Page:Jammes - De l’Angélus de l’aube à l’Angélus du soir.djvu/195

Le texte de cette page a été corrigé et est conforme au fac-similé.


Il parlait avec une respectueuse cérémonie
aux principaux de la ville et au chef de la guerre.
Il était bon, sans familiarité vulgaire,
avec les gens du commun et mangeait leur riz.

Il se plaisait aux choses de la Musique,
mais préférait les instruments de simple roseau
cueilli près des marais de vase douce et jaune
où l’oiseau sans nom qui fait yu-yu se niche.

Il se permettait, pour le bien de son estomac, les épices.
Il aimait, vers le soir, à discuter de belles sentences,
et il aurait voulu qu’on suspendît aux potences
qui servent aux lanternes, des moraleries.

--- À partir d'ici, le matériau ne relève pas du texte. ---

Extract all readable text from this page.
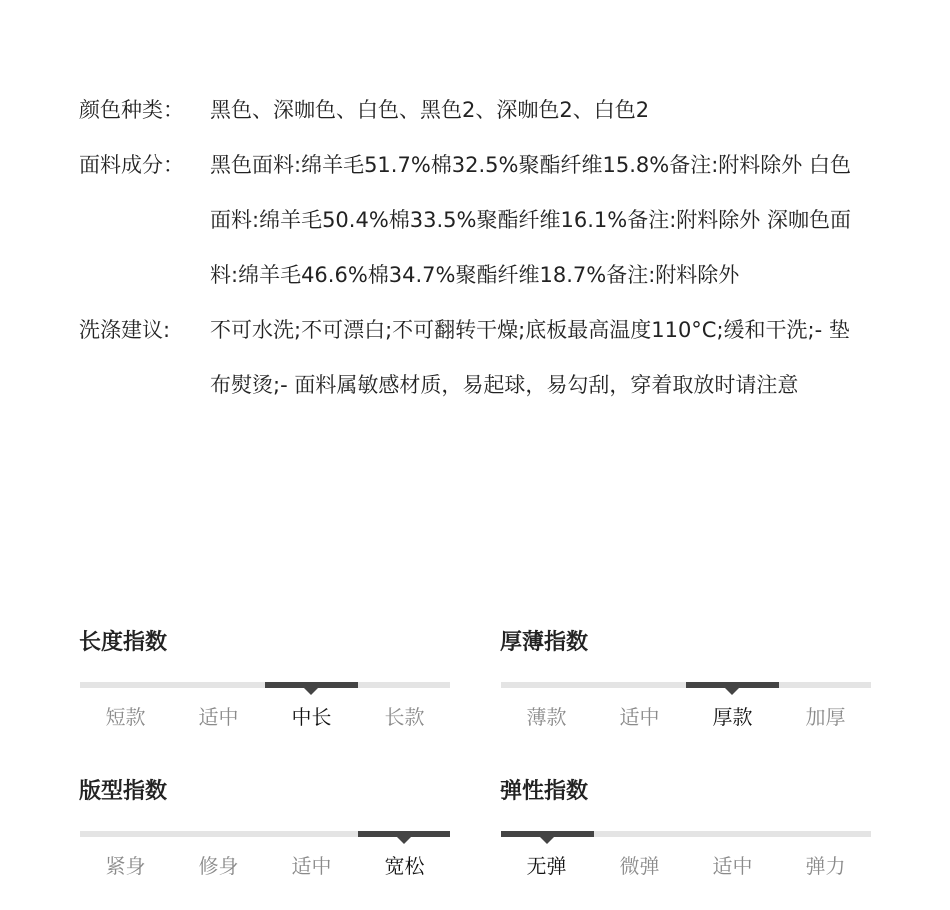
颜色种类：	黑色、深咖色、白色、黑色2、深咖色2、白色2
面料成分：	黑色面料:绵羊毛51.7%棉32.5%聚酯纤维15.8%备注:附料除外 白色面料:绵羊毛50.4%棉33.5%聚酯纤维16.1%备注:附料除外 深咖色面料:绵羊毛46.6%棉34.7%聚酯纤维18.7%备注:附料除外
洗涤建议:	不可水洗;不可漂白;不可翻转干燥;底板最高温度110°C;缓和干洗;- 垫布熨烫;- 面料属敏感材质，易起球，易勾刮，穿着取放时请注意
长度指数
短款	适中	中长	长款
厚薄指数
薄款	适中	厚款	加厚
版型指数
紧身	修身	适中	宽松
弹性指数
无弹	微弹	适中	弹力
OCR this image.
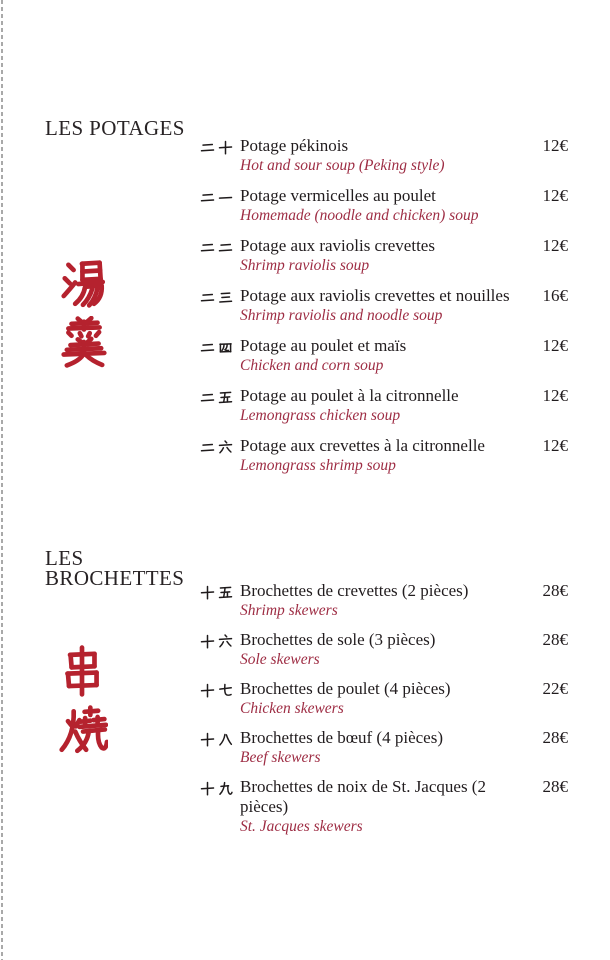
LES POTAGES
Potage pékinois	12€
Hot and sour soup (Peking style)
Potage vermicelles au poulet	12€
Homemade (noodle and chicken) soup
Potage aux raviolis crevettes	12€
Shrimp raviolis soup
Potage aux raviolis crevettes et nouilles	16€
Shrimp raviolis and noodle soup
Potage au poulet et maïs	12€
Chicken and corn soup
Potage au poulet à la citronnelle	12€
Lemongrass chicken soup
Potage aux crevettes à la citronnelle	12€
Lemongrass shrimp soup
LES BROCHETTES
Brochettes de crevettes (2 pièces)	28€
Shrimp skewers
Brochettes de sole (3 pièces)	28€
Sole skewers
Brochettes de poulet (4 pièces)	22€
Chicken skewers
Brochettes de bœuf (4 pièces)	28€
Beef skewers
Brochettes de noix de St. Jacques (2 pièces)
28€
St. Jacques skewers
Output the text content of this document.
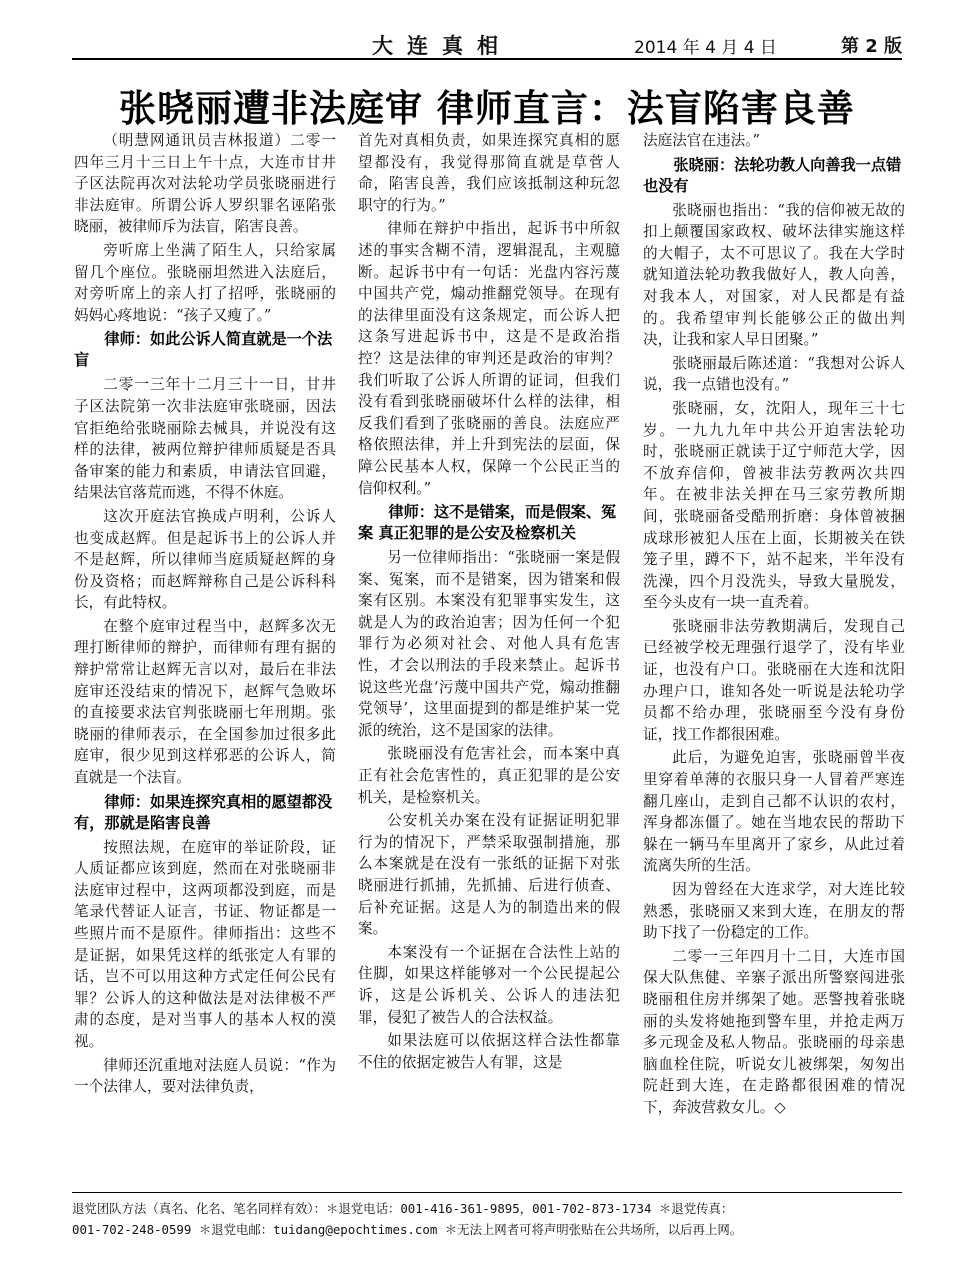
大连真相	2014 年 4 月 4 日	第 2 版
张晓丽遭非法庭审 律师直言：法盲陷害良善

（明慧网通讯员吉林报道）二零一四年三月十三日上午十点，大连市甘井子区法院再次对法轮功学员张晓丽进行非法庭审。所谓公诉人罗织罪名诬陷张晓丽，被律师斥为法盲，陷害良善。

旁听席上坐满了陌生人，只给家属留几个座位。张晓丽坦然进入法庭后，对旁听席上的亲人打了招呼，张晓丽的妈妈心疼地说：“孩子又瘦了。”

律师：如此公诉人简直就是一个法盲

二零一三年十二月三十一日，甘井子区法院第一次非法庭审张晓丽，因法官拒绝给张晓丽除去械具，并说没有这样的法律，被两位辩护律师质疑是否具备审案的能力和素质，申请法官回避，结果法官落荒而逃，不得不休庭。

这次开庭法官换成卢明利，公诉人也变成赵辉。但是起诉书上的公诉人并不是赵辉，所以律师当庭质疑赵辉的身份及资格；而赵辉辩称自己是公诉科科长，有此特权。

在整个庭审过程当中，赵辉多次无理打断律师的辩护，而律师有理有据的辩护常常让赵辉无言以对，最后在非法庭审还没结束的情况下，赵辉气急败坏的直接要求法官判张晓丽七年刑期。张晓丽的律师表示，在全国参加过很多此庭审，很少见到这样邪恶的公诉人，简直就是一个法盲。

律师：如果连探究真相的愿望都没有，那就是陷害良善

按照法规，在庭审的举证阶段，证人质证都应该到庭，然而在对张晓丽非法庭审过程中，这两项都没到庭，而是笔录代替证人证言，书证、物证都是一些照片而不是原件。律师指出：这些不是证据，如果凭这样的纸张定人有罪的话，岂不可以用这种方式定任何公民有罪？公诉人的这种做法是对法律极不严肃的态度，是对当事人的基本人权的漠视。

律师还沉重地对法庭人员说：“作为一个法律人，要对法律负责，

首先对真相负责，如果连探究真相的愿望都没有，我觉得那简直就是草菅人命，陷害良善，我们应该抵制这种玩忽职守的行为。”

律师在辩护中指出，起诉书中所叙述的事实含糊不清，逻辑混乱，主观臆断。起诉书中有一句话：光盘内容污蔑中国共产党，煽动推翻党领导。在现有的法律里面没有这条规定，而公诉人把这条写进起诉书中，这是不是政治指控？这是法律的审判还是政治的审判？我们听取了公诉人所谓的证词，但我们没有看到张晓丽破坏什么样的法律，相反我们看到了张晓丽的善良。法庭应严格依照法律，并上升到宪法的层面，保障公民基本人权，保障一个公民正当的信仰权利。”

律师：这不是错案，而是假案、冤案 真正犯罪的是公安及检察机关

另一位律师指出：“张晓丽一案是假案、冤案，而不是错案，因为错案和假案有区别。本案没有犯罪事实发生，这就是人为的政治迫害；因为任何一个犯罪行为必须对社会、对他人具有危害性，才会以刑法的手段来禁止。起诉书说这些光盘‘污蔑中国共产党，煽动推翻党领导’，这里面提到的都是维护某一党派的统治，这不是国家的法律。

张晓丽没有危害社会，而本案中真正有社会危害性的，真正犯罪的是公安机关，是检察机关。

公安机关办案在没有证据证明犯罪行为的情况下，严禁采取强制措施，那么本案就是在没有一张纸的证据下对张晓丽进行抓捕，先抓捕、后进行侦查、后补充证据。这是人为的制造出来的假案。

本案没有一个证据在合法性上站的住脚，如果这样能够对一个公民提起公诉，这是公诉机关、公诉人的违法犯罪，侵犯了被告人的合法权益。

如果法庭可以依据这样合法性都靠不住的依据定被告人有罪，这是

法庭法官在违法。”

张晓丽：法轮功教人向善我一点错也没有

张晓丽也指出：“我的信仰被无故的扣上颠覆国家政权、破坏法律实施这样的大帽子，太不可思议了。我在大学时就知道法轮功教我做好人，教人向善，对我本人，对国家，对人民都是有益的。我希望审判长能够公正的做出判决，让我和家人早日团聚。”

张晓丽最后陈述道：“我想对公诉人说，我一点错也没有。”

张晓丽，女，沈阳人，现年三十七岁。一九九九年中共公开迫害法轮功时，张晓丽正就读于辽宁师范大学，因不放弃信仰，曾被非法劳教两次共四年。在被非法关押在马三家劳教所期间，张晓丽备受酷刑折磨：身体曾被捆成球形被犯人压在上面，长期被关在铁笼子里，蹲不下，站不起来，半年没有洗澡，四个月没洗头，导致大量脱发，至今头皮有一块一直秃着。

张晓丽非法劳教期满后，发现自己已经被学校无理强行退学了，没有毕业证，也没有户口。张晓丽在大连和沈阳办理户口，谁知各处一听说是法轮功学员都不给办理，张晓丽至今没有身份证，找工作都很困难。

此后，为避免迫害，张晓丽曾半夜里穿着单薄的衣服只身一人冒着严寒连翻几座山，走到自己都不认识的农村，浑身都冻僵了。她在当地农民的帮助下躲在一辆马车里离开了家乡，从此过着流离失所的生活。

因为曾经在大连求学，对大连比较熟悉，张晓丽又来到大连，在朋友的帮助下找了一份稳定的工作。

二零一三年四月十二日，大连市国保大队焦健、辛寨子派出所警察闯进张晓丽租住房并绑架了她。恶警拽着张晓丽的头发将她拖到警车里，并抢走两万多元现金及私人物品。张晓丽的母亲患脑血栓住院，听说女儿被绑架，匆匆出院赶到大连，在走路都很困难的情况下，奔波营救女儿。◇

退党团队方法（真名、化名、笔名同样有效）：＊退党电话：001-416-361-9895，001-702-873-1734 ＊退党传真：
001-702-248-0599 ＊退党电邮：tuidang@epochtimes.com ＊无法上网者可将声明张贴在公共场所，以后再上网。
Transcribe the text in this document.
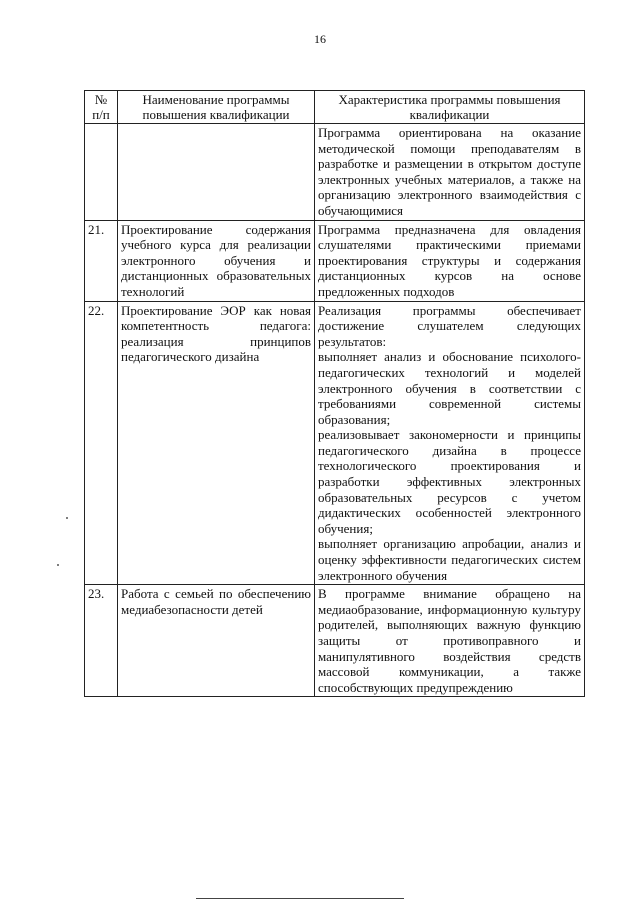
16
№ п/п	Наименование программы повышения квалификации	Характеристика программы повышения квалификации

		Программа ориентирована на оказание методической помощи преподавателям в разработке и размещении в открытом доступе электронных учебных материалов, а также на организацию электронного взаимодействия с обучающимися

21.	Проектирование содержания учебного курса для реализации электронного обучения и дистанционных образовательных технологий	Программа предназначена для овладения слушателями практическими приемами проектирования структуры и содержания дистанционных курсов на основе предложенных подходов

22.	Проектирование ЭОР как новая компетентность педагога: реализация принципов педагогического дизайна	Реализация программы обеспечивает достижение слушателем следующих результатов:
выполняет анализ и обоснование психолого-педагогических технологий и моделей электронного обучения в соответствии с требованиями современной системы образования;
реализовывает закономерности и принципы педагогического дизайна в процессе технологического проектирования и разработки эффективных электронных образовательных ресурсов с учетом дидактических особенностей электронного обучения;
выполняет организацию апробации, анализ и оценку эффективности педагогических систем электронного обучения

23.	Работа с семьей по обеспечению медиабезопасности детей	В программе внимание обращено на медиаобразование, информационную культуру родителей, выполняющих важную функцию защиты от противоправного и манипулятивного воздействия средств массовой коммуникации, а также способствующих предупреждению
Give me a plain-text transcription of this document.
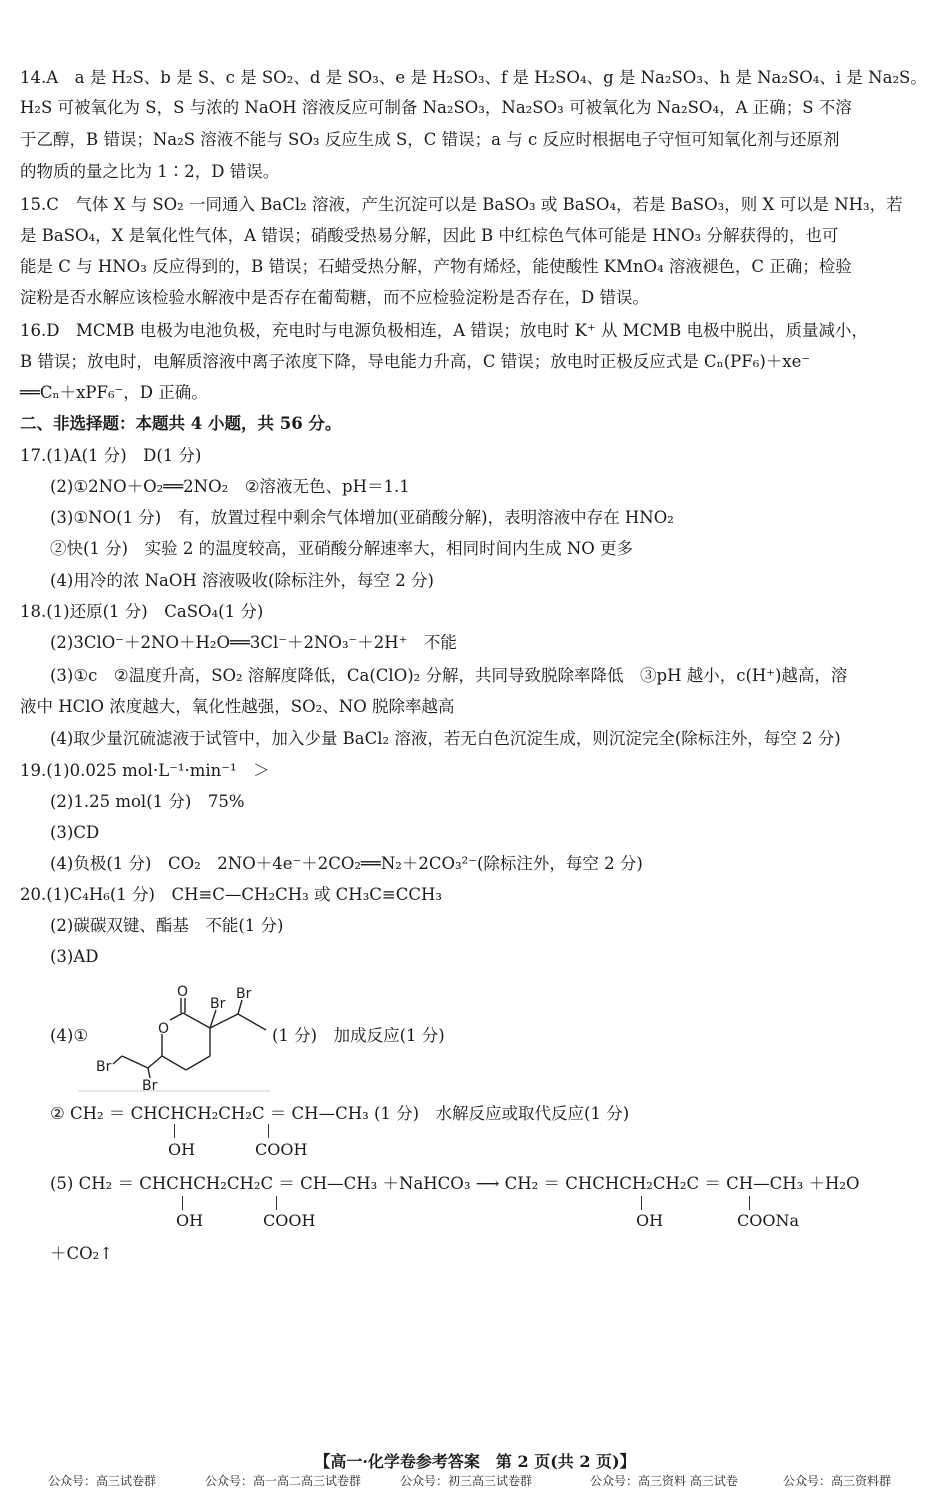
14.A　a 是 H₂S、b 是 S、c 是 SO₂、d 是 SO₃、e 是 H₂SO₃、f 是 H₂SO₄、g 是 Na₂SO₃、h 是 Na₂SO₄、i 是 Na₂S。
H₂S 可被氧化为 S，S 与浓的 NaOH 溶液反应可制备 Na₂SO₃，Na₂SO₃ 可被氧化为 Na₂SO₄，A 正确；S 不溶
于乙醇，B 错误；Na₂S 溶液不能与 SO₃ 反应生成 S，C 错误；a 与 c 反应时根据电子守恒可知氧化剂与还原剂
的物质的量之比为 1∶2，D 错误。
15.C　气体 X 与 SO₂ 一同通入 BaCl₂ 溶液，产生沉淀可以是 BaSO₃ 或 BaSO₄，若是 BaSO₃，则 X 可以是 NH₃，若
是 BaSO₄，X 是氧化性气体，A 错误；硝酸受热易分解，因此 B 中红棕色气体可能是 HNO₃ 分解获得的，也可
能是 C 与 HNO₃ 反应得到的，B 错误；石蜡受热分解，产物有烯烃，能使酸性 KMnO₄ 溶液褪色，C 正确；检验
淀粉是否水解应该检验水解液中是否存在葡萄糖，而不应检验淀粉是否存在，D 错误。
16.D　MCMB 电极为电池负极，充电时与电源负极相连，A 错误；放电时 K⁺ 从 MCMB 电极中脱出，质量减小，
B 错误；放电时，电解质溶液中离子浓度下降，导电能力升高，C 错误；放电时正极反应式是 Cₙ(PF₆)＋xe⁻
══Cₙ＋xPF₆⁻，D 正确。
二、非选择题：本题共 4 小题，共 56 分。
17.(1)A(1 分)　D(1 分)
(2)①2NO＋O₂══2NO₂　②溶液无色、pH＝1.1
(3)①NO(1 分)　有，放置过程中剩余气体增加(亚硝酸分解)，表明溶液中存在 HNO₂
②快(1 分)　实验 2 的温度较高，亚硝酸分解速率大，相同时间内生成 NO 更多
(4)用冷的浓 NaOH 溶液吸收(除标注外，每空 2 分)
18.(1)还原(1 分)　CaSO₄(1 分)
(2)3ClO⁻＋2NO＋H₂O══3Cl⁻＋2NO₃⁻＋2H⁺　不能
(3)①c　②温度升高，SO₂ 溶解度降低，Ca(ClO)₂ 分解，共同导致脱除率降低　③pH 越小，c(H⁺)越高，溶
液中 HClO 浓度越大，氧化性越强，SO₂、NO 脱除率越高
(4)取少量沉硫滤液于试管中，加入少量 BaCl₂ 溶液，若无白色沉淀生成，则沉淀完全(除标注外，每空 2 分)
19.(1)0.025 mol·L⁻¹·min⁻¹　＞
(2)1.25 mol(1 分)　75%
(3)CD
(4)负极(1 分)　CO₂　2NO＋4e⁻＋2CO₂══N₂＋2CO₃²⁻(除标注外，每空 2 分)
20.(1)C₄H₆(1 分)　CH≡C—CH₂CH₃ 或 CH₃C≡CCH₃
(2)碳碳双键、酯基　不能(1 分)
(3)AD
(4)①	O
O
Br
Br
Br
Br
(1 分)　加成反应(1 分)
② CH₂ ＝ CHCHCH₂CH₂C ＝ CH—CH₃ (1 分)　水解反应或取代反应(1 分)
OH	COOH
(5) CH₂ ＝ CHCHCH₂CH₂C ＝ CH—CH₃ ＋NaHCO₃ ⟶ CH₂ ＝ CHCHCH₂CH₂C ＝ CH—CH₃ ＋H₂O
OH	COOH	OH	COONa
＋CO₂↑
【高一·化学卷参考答案　第 2 页(共 2 页)】
公众号：高三试卷群	公众号：高一高二高三试卷群	公众号：初三高三试卷群	公众号：高三资料 高三试卷	公众号：高三资料群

Il parlait peu d’amour, davantage de la mort,
quoiqu’il déclarât que l’homme ne peut la connaître.
Il aimait voir les jeunes gens à la fenêtre,
les trouvant bien, à demi cachés par les ricins gris mais rouges.

Le soir il allumait des baguettes de parfum,
puis tournait gravement un moulinet où les prières
s’enlaçaient comme de belles pensées dans la cervelle
d’un jurisconsulte ou d’un poète de talent.